- June 12, 2013 - 15:59
From Wakeham"s and Power's Comments, I pity those raised in such a tradition of ritual. And yet it was part of Jesus's mission to lighten the burden of rituals placed on the ordinary Jew of his day, and thought by most to be necessary. And yet the churches, since Christ, then burdened the people with new rituals. But don't blame Jesus. Would either of you do what he did to lighten the ritual load?
- Ed Power
- June 09, 2013 - 19:08
Your Stations of the Cross anecodote reminds me of my own Cathoilc youth, and the moral dilemma my brother and I faced when we cleaned out our parents house after dad died.

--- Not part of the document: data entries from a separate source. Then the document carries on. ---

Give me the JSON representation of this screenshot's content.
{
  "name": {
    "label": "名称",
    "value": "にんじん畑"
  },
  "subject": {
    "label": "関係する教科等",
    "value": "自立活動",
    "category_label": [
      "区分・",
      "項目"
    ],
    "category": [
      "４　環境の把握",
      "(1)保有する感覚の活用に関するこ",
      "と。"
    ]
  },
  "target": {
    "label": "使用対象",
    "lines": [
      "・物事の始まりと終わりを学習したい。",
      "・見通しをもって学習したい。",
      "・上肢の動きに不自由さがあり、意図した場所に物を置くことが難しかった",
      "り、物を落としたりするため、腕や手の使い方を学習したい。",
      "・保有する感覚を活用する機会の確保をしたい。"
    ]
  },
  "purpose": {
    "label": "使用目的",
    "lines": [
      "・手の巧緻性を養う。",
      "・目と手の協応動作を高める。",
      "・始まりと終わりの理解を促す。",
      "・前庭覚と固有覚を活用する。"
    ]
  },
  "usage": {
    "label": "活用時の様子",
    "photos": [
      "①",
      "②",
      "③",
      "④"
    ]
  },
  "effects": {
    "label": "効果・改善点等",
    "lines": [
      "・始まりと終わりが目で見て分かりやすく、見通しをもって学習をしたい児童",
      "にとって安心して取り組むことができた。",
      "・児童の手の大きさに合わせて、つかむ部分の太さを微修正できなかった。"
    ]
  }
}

What to do with the all the pictures, statues, prayer books, devotional material, the huge framed bleeding Sacred Heart of Jesus print and our childhood favourite, the "Electric Jesus" - a 3D image of Jesus, complete with an electric light whose eyes followed you as you passed through the living room (and which terrified my own daughter as a child) - and the four-foot high statue of the Virgin Mary that used to summer in the grotto dad built for it outside in the garden, and winter in my bedroom closet. Some of the stuff, like mom's 1940s vintage mother-of-pearl prayer book and her Rosary beads I kept, the Virgin Mary statue now resides with the Sisters of Mercy and the rest of it, let's say, went to a place that would likely cause me some grief if the Biblical myth of Judgement Day ever came to pass.
- Colin Burke
- June 08, 2013 - 18:04
Someone said flippancy is the lowest form of humour: It takes intelligence to make a real joke but almost anyone can laugh as if he really has seen one made. In this world, what was depicted so as to scare a relatively innocent child could happen to any of us at almost any time including those who think they have no reason whatever to share the sufferings of Christ or to choose therefore to endure them. G.K. Chesterton said that even fairy tales do not so much suggest monsters to a child -- the child will suggest theseto himself quick enough -- but will rather comfort him with the suggestion that monsters can be defeated. Even the suggestion that religion is meant only to comfort people so that they will not try to improve their lot in this world tends to confirm that some religions, when we believe in them, even if they are false, actually do comfort us in misfortune we cannot avoid, and that if they are not false or if no one can prove them false, they probably ought to do so.